The main failure of the Keir Starmer government, they argue, is that it has not developed a sustainable growth and productivity strategy. The report claims that “early announcements were fragmented or maintained a ‘Golden Triangle’ focus on the greater south-east of England; and the links between Local Growth Plans or other ambitious bottom-up plans such as the Northern Investment Prospectus and various national plans remain unclear”.
The report assesses several implementations of pro-regional growth policy, including the work of Angela Rayner as Secretary of State for Housing, Communities and Local Government. But he deplores the continuing lack of a “fundamental theory of growth” or a “central sense of how the UK’s different economies relate to each other”.
Regional growth two years on: Is the government on track to boost UK growth by closing regional divides?, published today (8 July), in association with Harvard, King’s College London and the Gatsby Foundation. It describes ten recommendations first made by these authors in 2024 in a previous study. Out of ten, the government is on track to meet only three.
Mixed progress is largely the defining tone of the report – successes seem to be the result of the will of an individual politician, not of decision-making infrastructure or any guiding vision. The report highlights the need for political leadership and a clear plan for radical devolution. “The new Prime Minister and Chancellor must be much stronger in their commitment to devolve, making it clear that progress through the ranks of government depends on a willingness to take on the centralizing instincts of Whitehall and devolve power within England.
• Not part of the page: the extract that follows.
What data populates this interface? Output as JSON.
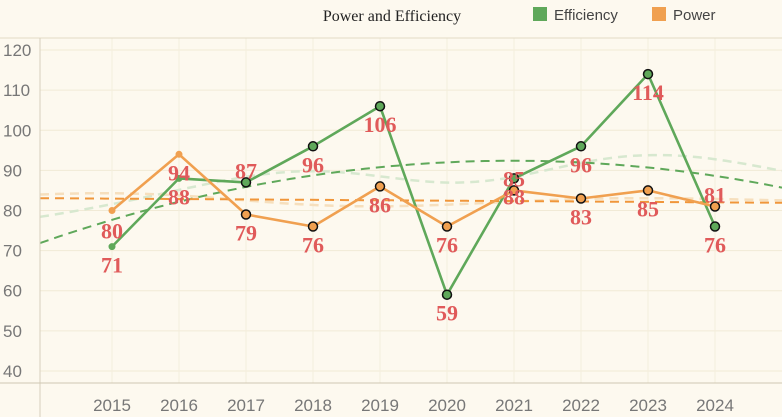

One of the report’s newest suggestions is the automatic elevation of all sub-regional mayors and first ministers to the House of Lords. In 2022, Starmer had pledged to abolish the second chamber, a promise that was later reneged on to abolish hereditary peers. According to the report, “Lords reform has been reduced to token, minimal changes” and by giving sub-regional and national leaders similar ratings, the parliamentary estates would be forced to provide support for the devolution agenda.
Andy Burnham’s success in Greater Manchester is seen as an example of what transfer has the potential to do. Britain’s second city is mentioned no less than 29 times in the report. Since the devolution, it notes, Greater Manchester’s economy has grown at roughly twice the national rate and Andy Burnham has used local powers to deliver in ways Whitehall could not. The bee network and the £1bn Manchester Good Growth Fund are two projects the authors want to see emulated elsewhere.
The authors claim that the government has not done enough to reallocate capital expenditure, which is key to materially supporting the transfer. “The Green Book Review 2025 (a Treasury document) promised to support ‘country-based business cases’ and stop Treasury guidance being ‘used’ against’ any region,” they write, “but stopped short of the compensatory reallocation we called for.”
John Major, Tony Blair and George Osborne all told the report that they all regretted not introducing a decisive strategy on regional inequality when they were in government. Effective delivery will require renewed central leadership and cabinet unity after decentralization, regardless of short-term political risks. But with Britain’s best-known devolved politician soon to become prime minister, radical projects like this are sure to be on the agenda.